Unless you were alive 100 years ago, you have never seen anything like what Ohtani has done this year. Ohtani is the first two-way star baseball has seen since Babe Ruth over a century ago, and even Ruth was not this dominant as a two-way player in his career. For all of modern baseball history, players have specialized in one particular aspect of the game: pitching or hitting. Position specialization has made it to where baseball players are either great at pitching or great at hitting, no in-between. Ohtani is breaking the norm of baseball and making it look easy.
This season Ohtani has been putting on a show. As of the publication of this article, Ohtani has surpassed 40 home runs on the year and is the first player to do so this season. Ohtani is the fourth player in Angels franchise history to accomplish such a feat, putting his name with his all-time-great teammate Mike Trout. Ohtani’s the only left-hander to do so for the Angels.
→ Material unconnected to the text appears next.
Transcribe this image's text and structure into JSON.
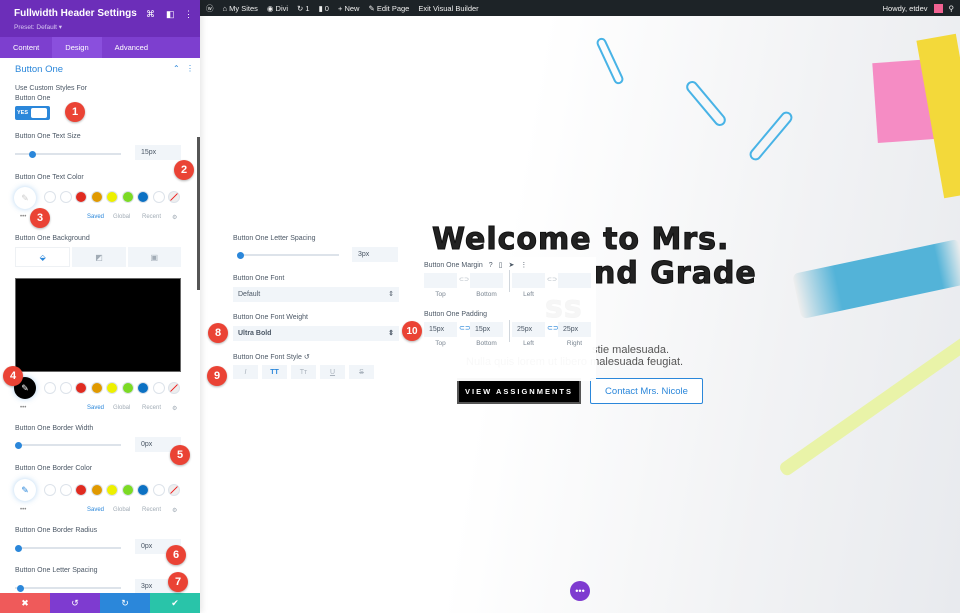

Not only is he crushing homers every week, but he has 22 stolen bases on the season, making him the second-fastest player to reach 40 homers and 15 stolen bases in MLB history. The only player in Major League history to do it in fewer team games was Ken Griffey Jr. in 1998.
Noticing a trend here? Ohtani’s season is comparable to some of baseball’s greatest players.
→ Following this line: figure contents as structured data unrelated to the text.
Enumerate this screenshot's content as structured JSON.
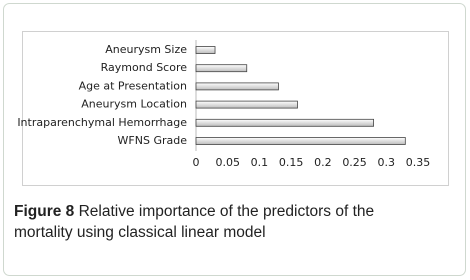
{
  "chart_data": {
    "type": "bar",
    "orientation": "horizontal",
    "categories": [
      "Aneurysm Size",
      "Raymond Score",
      "Age at Presentation",
      "Aneurysm Location",
      "Intraparenchymal Hemorrhage",
      "WFNS Grade"
    ],
    "values": [
      0.03,
      0.08,
      0.13,
      0.16,
      0.28,
      0.33
    ],
    "color": "#e4e4e4",
    "xlim": [
      0,
      0.35
    ],
    "xticks": [
      0,
      0.05,
      0.1,
      0.15,
      0.2,
      0.25,
      0.3,
      0.35
    ]
  },
  "caption": {
    "label": "Figure 8",
    "text": "Relative importance of the predictors of the mortality using classical linear model"
  }
}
We are witnessing the greatest season in baseball history.
To add to his incredible season, Ohtani is second in the American League in on-base plus slugging (OPS) and first in slugging percentage, meaning he is getting on base with unbelievable efficiency and hitting the ball with force. When it comes to greatest hitting seasons in baseball, 2004 Barry Bonds is at the top of the list. Ohtani is hitting a home run every nine at-bats, the fastest pace since Bonds in ‘04.
Now onto his pitching.
If Ohtani pitched enough innings he would certainly be in contention for the Cy Young Award. Ohtani has an adjusted OPS of 161 and an adjusted earned run average (ERA) of 148 this season. For context, this would be the equivalent of combining the average season from Mickey Mantle and Pedro Martinez into one player. Ohtani this season is 8-1 with a 3.00 ERA, which is near the top of the league. Among pitchers with over 100 innings in the American League, Ohtani is eighth in wins above replacement (WAR) and fifth in strikeout rate, and he ranks fourth in OPS in the MLB. He is near the top of the leaderboard in nearly every major statistic for both hitting and pitching.
As for the Babe Ruth comparisons, he retired over a decade before Jackie Robinson broke the color barrier. As a result, the talent gap back then was not as distinct as it is now. The average velocity of a fastball in the 1920s was around 85 mph; now it is 93. Ruth was the best baseball player of his time, and he is arguably the greatest baseball player ever. He has left behind one of the biggest legacies in professional sports, but Ohtani has taken Ruth’s two-way play a step further than even he could imagine in a league with overall improved talent.
It’s a shame that Ohtani’s season is being somewhat overlooked by the national media because of the Angels' abysmal record; what he is doing is not only good for the game of baseball, it is unprecedented and marvelous to witness.
Cherish what we are witnessing by Shohei Ohtani. This is the greatest season in baseball history.